European Central Bank (ECB) Governing Council member Yannis Stournaras stated on Wednesday that the Eurozone is close to sustainably achieving its 2% inflation target. Stournaras emphasized the responsibility of policymakers to ensure they do not fall short of this goal, according to Bloomberg.
Meanwhile, the EU Financial Stability Review noted that escalating geopolitical tensions and policy uncertainties are intensifying sovereign vulnerabilities while growing global trade disputes heighten the risk of economic shocks.
Since June, the ECB has implemented three rate cuts as inflation edges closer to the 2% target. However, growth forecasts have been revised downward twice. Markets widely expect a 25-basis-point rate cut next month, with a smaller probability of a more substantial reduction.

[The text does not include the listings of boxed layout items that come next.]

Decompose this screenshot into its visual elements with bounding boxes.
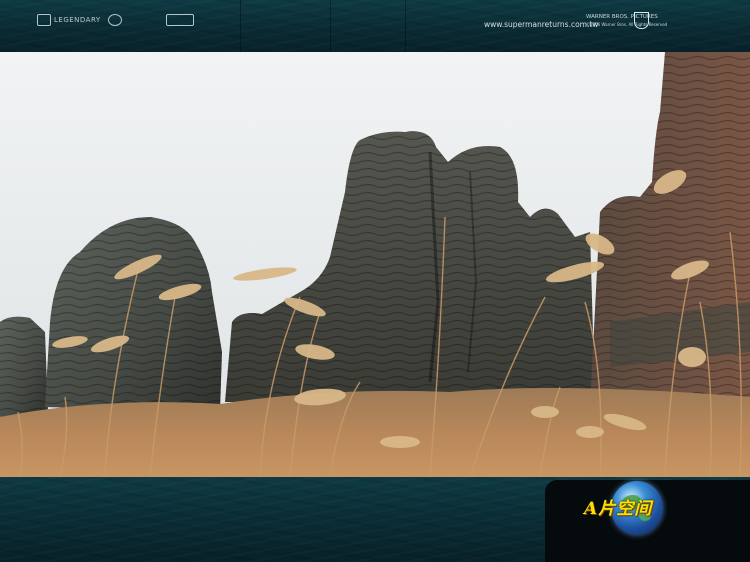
studio-emblem-icon xyxy=(166,14,194,26)
studio-name: WARNER BROS. PICTURES xyxy=(586,14,658,20)
banner-divider xyxy=(240,0,241,52)
wb-shield-icon xyxy=(634,12,649,29)
studio-credit: WARNER BROS. PICTURES ©2006 Warner Bros.… xyxy=(586,14,667,28)
photo-illustration xyxy=(0,52,750,477)
brand-watermark: A片空间 xyxy=(584,499,653,519)
legendary-logo-icon xyxy=(37,14,51,26)
header-banner: LEGENDARY www.supermanreturns.com.tw WAR… xyxy=(0,0,750,52)
studio-logo-3 xyxy=(166,14,194,26)
legendary-logo-text: LEGENDARY xyxy=(54,16,101,24)
studio-logo-2 xyxy=(108,14,122,26)
studio-emblem-icon xyxy=(108,14,122,26)
website-url: www.supermanreturns.com.tw xyxy=(484,20,599,29)
studio-copyright: ©2006 Warner Bros. All Rights Reserved xyxy=(586,22,668,27)
banner-divider xyxy=(330,0,331,52)
legendary-logo: LEGENDARY xyxy=(37,14,101,26)
landscape-photo xyxy=(0,52,750,477)
banner-divider xyxy=(405,0,406,52)
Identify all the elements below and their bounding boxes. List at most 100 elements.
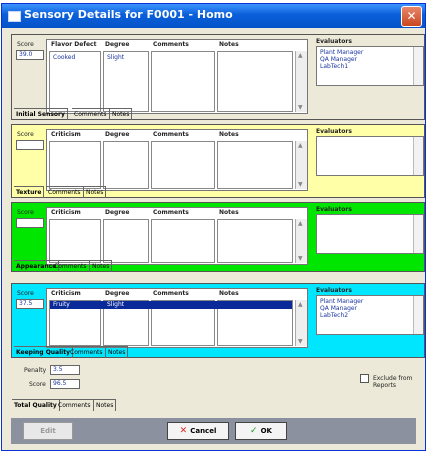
degree-value: Slight <box>107 54 125 61</box>
tab-texture[interactable]: Texture <box>14 186 45 198</box>
evaluators-list[interactable]: Plant Manager QA Manager LabTech2 <box>316 295 424 335</box>
evaluators-list[interactable] <box>316 214 424 254</box>
table-scrollbar[interactable]: ▲ ▼ <box>295 141 307 189</box>
evaluators-scrollbar[interactable] <box>413 215 423 253</box>
flavor-defect-value: Cooked <box>53 54 76 61</box>
evaluators-scrollbar[interactable] <box>413 296 423 334</box>
column-header: Notes <box>219 41 239 48</box>
evaluators-label: Evaluators <box>316 206 352 213</box>
appearance-panel: Score Criticism Degree Comments Notes ▲ ▼… <box>11 202 425 272</box>
appearance-score-field[interactable] <box>16 218 44 228</box>
tab-notes[interactable]: Notes <box>106 346 129 358</box>
total-score-field[interactable]: 96.5 <box>50 379 80 389</box>
keeping-score-field[interactable]: 37.5 <box>16 299 44 309</box>
column-header: Comments <box>153 41 189 48</box>
initial-defect-table[interactable]: Flavor Defect Degree Comments Notes Cook… <box>46 39 308 114</box>
texture-score-label: Score <box>17 131 34 138</box>
evaluator-item[interactable]: LabTech2 <box>320 312 348 319</box>
evaluators-scrollbar[interactable] <box>413 137 423 175</box>
column-header: Notes <box>219 209 239 216</box>
window-title: Sensory Details for F0001 - Homo <box>24 8 233 21</box>
comments-cell[interactable] <box>151 51 215 112</box>
column-header: Degree <box>105 209 130 216</box>
exclude-from-reports-checkbox[interactable] <box>360 374 369 383</box>
tab-notes[interactable]: Notes <box>84 186 107 198</box>
scroll-down-icon[interactable]: ▼ <box>298 255 303 262</box>
texture-criticism-table[interactable]: Criticism Degree Comments Notes ▲ ▼ <box>46 129 308 191</box>
tab-comments[interactable]: Comments <box>56 399 94 411</box>
scroll-up-icon[interactable]: ▲ <box>298 52 303 59</box>
keeping-quality-panel: Score 37.5 Criticism Degree Comments Not… <box>11 283 425 358</box>
column-header: Comments <box>153 131 189 138</box>
tab-comments[interactable]: Comments <box>72 108 110 120</box>
flavor-defect-cell[interactable]: Cooked <box>49 51 101 112</box>
appearance-criticism-table[interactable]: Criticism Degree Comments Notes ▲ ▼ <box>46 207 308 265</box>
ok-label: OK <box>260 427 272 435</box>
evaluator-item[interactable]: Plant Manager <box>320 49 363 56</box>
tab-keeping-quality[interactable]: Keeping Quality <box>14 346 74 358</box>
tab-comments[interactable]: Comments <box>52 260 90 272</box>
cancel-button[interactable]: ✕ Cancel <box>167 422 229 440</box>
column-header: Comments <box>153 209 189 216</box>
scroll-up-icon[interactable]: ▲ <box>298 301 303 308</box>
evaluators-list[interactable]: Plant Manager QA Manager LabTech1 <box>316 46 424 86</box>
selected-table-row[interactable]: Fruity Slight <box>50 301 292 309</box>
degree-cell[interactable] <box>103 219 149 263</box>
evaluator-item[interactable]: LabTech1 <box>320 63 348 70</box>
comments-cell[interactable] <box>151 219 215 263</box>
tab-comments[interactable]: Comments <box>68 346 106 358</box>
scroll-up-icon[interactable]: ▲ <box>298 142 303 149</box>
notes-cell[interactable] <box>217 219 293 263</box>
evaluators-label: Evaluators <box>316 38 352 45</box>
column-header: Notes <box>219 290 239 297</box>
degree-value: Slight <box>107 301 125 308</box>
initial-score-field[interactable]: 39.0 <box>16 50 44 60</box>
initial-sensory-panel: Score 39.0 Flavor Defect Degree Comments… <box>11 34 425 120</box>
evaluator-item[interactable]: QA Manager <box>320 305 357 312</box>
column-header: Flavor Defect <box>51 41 97 48</box>
evaluators-list[interactable] <box>316 136 424 176</box>
tab-notes[interactable]: Notes <box>94 399 117 411</box>
column-header: Comments <box>153 290 189 297</box>
penalty-field[interactable]: 3.5 <box>50 365 80 375</box>
comments-cell[interactable] <box>151 141 215 189</box>
check-icon: ✓ <box>250 426 258 436</box>
table-scrollbar[interactable]: ▲ ▼ <box>295 51 307 112</box>
tab-notes[interactable]: Notes <box>90 260 113 272</box>
tab-initial-sensory[interactable]: Initial Sensory <box>14 108 68 120</box>
table-scrollbar[interactable]: ▲ ▼ <box>295 300 307 346</box>
initial-score-label: Score <box>17 41 34 48</box>
edit-button[interactable]: Edit <box>23 422 73 440</box>
column-header: Criticism <box>51 290 81 297</box>
notes-cell[interactable] <box>217 51 293 112</box>
tab-total-quality[interactable]: Total Quality <box>12 399 60 411</box>
degree-cell[interactable] <box>103 141 149 189</box>
texture-score-field[interactable] <box>16 140 44 150</box>
sensory-details-window: Sensory Details for F0001 - Homo ✕ Score… <box>1 3 426 451</box>
keeping-criticism-table[interactable]: Criticism Degree Comments Notes Fruity S… <box>46 288 308 348</box>
tab-comments[interactable]: Comments <box>46 186 84 198</box>
column-header: Criticism <box>51 209 81 216</box>
scroll-down-icon[interactable]: ▼ <box>298 181 303 188</box>
texture-panel: Score Criticism Degree Comments Notes ▲ ▼… <box>11 124 425 198</box>
evaluators-label: Evaluators <box>316 128 352 135</box>
evaluator-item[interactable]: QA Manager <box>320 56 357 63</box>
column-header: Criticism <box>51 131 81 138</box>
notes-cell[interactable] <box>217 141 293 189</box>
button-bar: Edit ✕ Cancel ✓ OK <box>11 418 416 444</box>
app-icon <box>8 11 21 22</box>
scroll-down-icon[interactable]: ▼ <box>298 104 303 111</box>
close-button[interactable]: ✕ <box>401 6 422 27</box>
criticism-cell[interactable] <box>49 141 101 189</box>
scroll-down-icon[interactable]: ▼ <box>298 338 303 345</box>
scroll-up-icon[interactable]: ▲ <box>298 220 303 227</box>
title-bar: Sensory Details for F0001 - Homo ✕ <box>2 4 425 28</box>
degree-cell[interactable]: Slight <box>103 51 149 112</box>
ok-button[interactable]: ✓ OK <box>235 422 287 440</box>
evaluators-scrollbar[interactable] <box>413 47 423 85</box>
criticism-cell[interactable] <box>49 219 101 263</box>
column-header: Degree <box>105 290 130 297</box>
tab-notes[interactable]: Notes <box>110 108 133 120</box>
evaluator-item[interactable]: Plant Manager <box>320 298 363 305</box>
table-scrollbar[interactable]: ▲ ▼ <box>295 219 307 263</box>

The US Dollar (USD) gained support from cautious remarks by Federal Reserve (Fed) officials. Boston Fed President Susan Collins stated on Wednesday that while more interest rate cuts are necessary, policymakers should proceed cautiously to avoid moving too quickly or too slowly, according to Bloomberg.
Meanwhile, Fed Governor Michelle Bowman highlighted that inflation remains elevated over the past few months and stressed the need for the Fed to proceed cautiously with rate cuts.
Euro FAQs
The Euro is the currency for the 19 European Union countries that belong to the Eurozone. It is the second most heavily traded currency in the world behind the US Dollar. In 2022, it accounted for 31% of all foreign exchange transactions, with an average daily turnover of over $2.2 trillion a day. EUR/USD is the most heavily traded currency pair in the world, accounting for an estimated 30% off all transactions, followed by EUR/JPY (4%), EUR/GBP (3%) and EUR/AUD (2%).
The European Central Bank (ECB) in Frankfurt, Germany, is the reserve bank for the Eurozone. The ECB sets interest rates and manages monetary policy. The ECB’s primary mandate is to maintain price stability, which means either controlling inflation or stimulating growth. Its primary tool is the raising or lowering of interest rates. Relatively high interest rates – or the expectation of higher rates – will usually benefit the Euro and vice versa. The ECB Governing Council makes monetary policy decisions at meetings held eight times a year. Decisions are made by heads of the Eurozone national banks and six permanent members, including the President of the ECB, Christine Lagarde.
Eurozone inflation data, measured by the Harmonized Index of Consumer Prices (HICP), is an important econometric for the Euro. If inflation rises more than expected, especially if above the ECB’s 2% target, it obliges the ECB to raise interest rates to bring it back under control. Relatively high interest rates compared to its counterparts will usually benefit the Euro, as it makes the region more attractive as a place for global investors to park their money.
Data releases gauge the health of the economy and can impact on the Euro. Indicators such as GDP, Manufacturing and Services PMIs, employment, and consumer sentiment surveys can all influence the direction of the single currency. A strong economy is good for the Euro. Not only does it attract more foreign investment but it may encourage the ECB to put up interest rates, which will directly strengthen the Euro. Otherwise, if economic data is weak, the Euro is likely to fall. Economic data for the four largest economies in the euro area (Germany, France, Italy and Spain) are especially significant, as they account for 75% of the Eurozone’s economy.
Another significant data release for the Euro is the Trade Balance. This indicator measures the difference between what a country earns from its exports and what it spends on imports over a given period. If a country produces highly sought after exports then its currency will gain in value purely from the extra demand created from foreign buyers seeking to purchase these goods. Therefore, a positive net Trade Balance strengthens a currency and vice versa for a negative balance.